Is there no concept of double-jeopardy in UK jurisprudence?
as per RIPA 2000 Section 50, 2 a)
To do this, they'd likely need some evidence to persuade the jury, beyond reasonable doubt, that the encryption system had such a feature.
We want regulation to be for the benefit of all so we attach an emotional meaning to it but nothing about the word says it has to be beneficial.
Is there are least some argument of reasonability? I have an old Runescape account I would love to be able to get back into, but I don't even remember the email it was tied to, much less the password. I was a kid back then so even the card that paid for membership was my parents. Is there some expectation that the prosecutor has to show the account was accessed in the last X years, or is this effectively a backdoor to keep someone in prison indefinitely?
Seeing passkeys as a dedicated login on their own is...strange. For all of the reasons that you indicate.
In the UK the Regulation of Investigatory Powers Act (RIPA) makes it a criminal offence to not divulge a password if compelled via a RIPA notice.

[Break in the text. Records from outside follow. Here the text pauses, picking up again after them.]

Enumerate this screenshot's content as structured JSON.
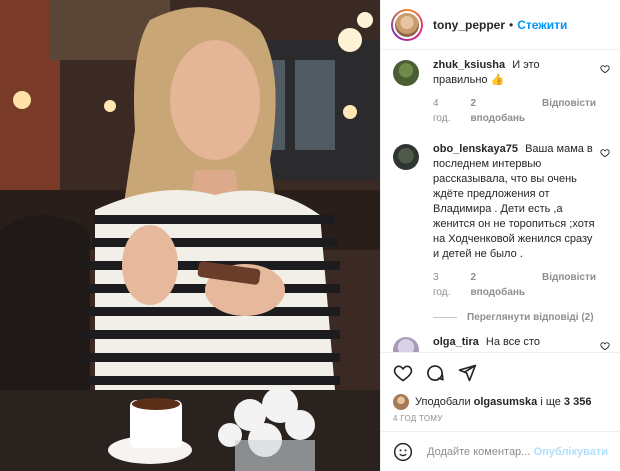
{
  "header": {
    "username": "tony_pepper",
    "separator": "•",
    "follow_label": "Стежити"
  },
  "comments": [
    {
      "username": "zhuk_ksiusha",
      "text": "И это правильно 👍",
      "age": "4 год.",
      "likes": "2 вподобань",
      "reply_label": "Відповісти"
    },
    {
      "username": "obo_lenskaya75",
      "text": "Ваша мама в последнем интервью рассказывала, что вы очень ждёте предложения от Владимира . Дети есть ,а женится он не торопиться ;хотя на Ходченковой женился сразу и детей не было .",
      "age": "3 год.",
      "likes": "2 вподобань",
      "reply_label": "Відповісти",
      "view_replies": "Переглянути відповіді (2)"
    },
    {
      "username": "olga_tira",
      "text": "На все сто процентов вы правы. Я считаю, что известная личность тоже имеет"
    }
  ],
  "likes_line": {
    "prefix": "Уподобали",
    "user": "olgasumska",
    "middle": "і ще",
    "count": "3 356"
  },
  "post_age": "4 ГОД ТОМУ",
  "comment_box": {
    "placeholder": "Додайте коментар...",
    "publish_label": "Опублікувати"
  },
  "icons": {
    "like": "heart-icon",
    "comment": "comment-icon",
    "share": "paper-plane-icon",
    "emoji": "smiley-icon"
  },
  "colors": {
    "link_blue": "#0095f6",
    "muted": "#8e8e8e",
    "publish_disabled": "#b2dffc"
  }
}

Can the judge really throw you, and re-throw you multiple times to jail because the password you keep providing did not work?
But none of this has much to do with the biometric auth you do with passkeys, because passkeys are used in places passwords would be used — logging into apps and websites. Which you see only doing when your device is already unlocked and you are actively using it.
Also pressing the lock button five times in a row.
Magic links and OTPs have become common for many other sites I use -- Udemy, Teachable etc. come to mind.
Recently I bought a cheap "smart watch" for my kid. Mostly for the digital display with configurable clock faces and simple step counting. The app would refuse to activate the watch unless we provide a valid mobile number and OTP. Why the hell do I need to give them a working mobile number just to use a smartwatch. Even if I wanted (which I did not) to get notifications / calls / texts / caller ID / contacts from my paired smartphone ... the smartwatch app does not need to know my phone number for that functionality to work. Feel so powerless.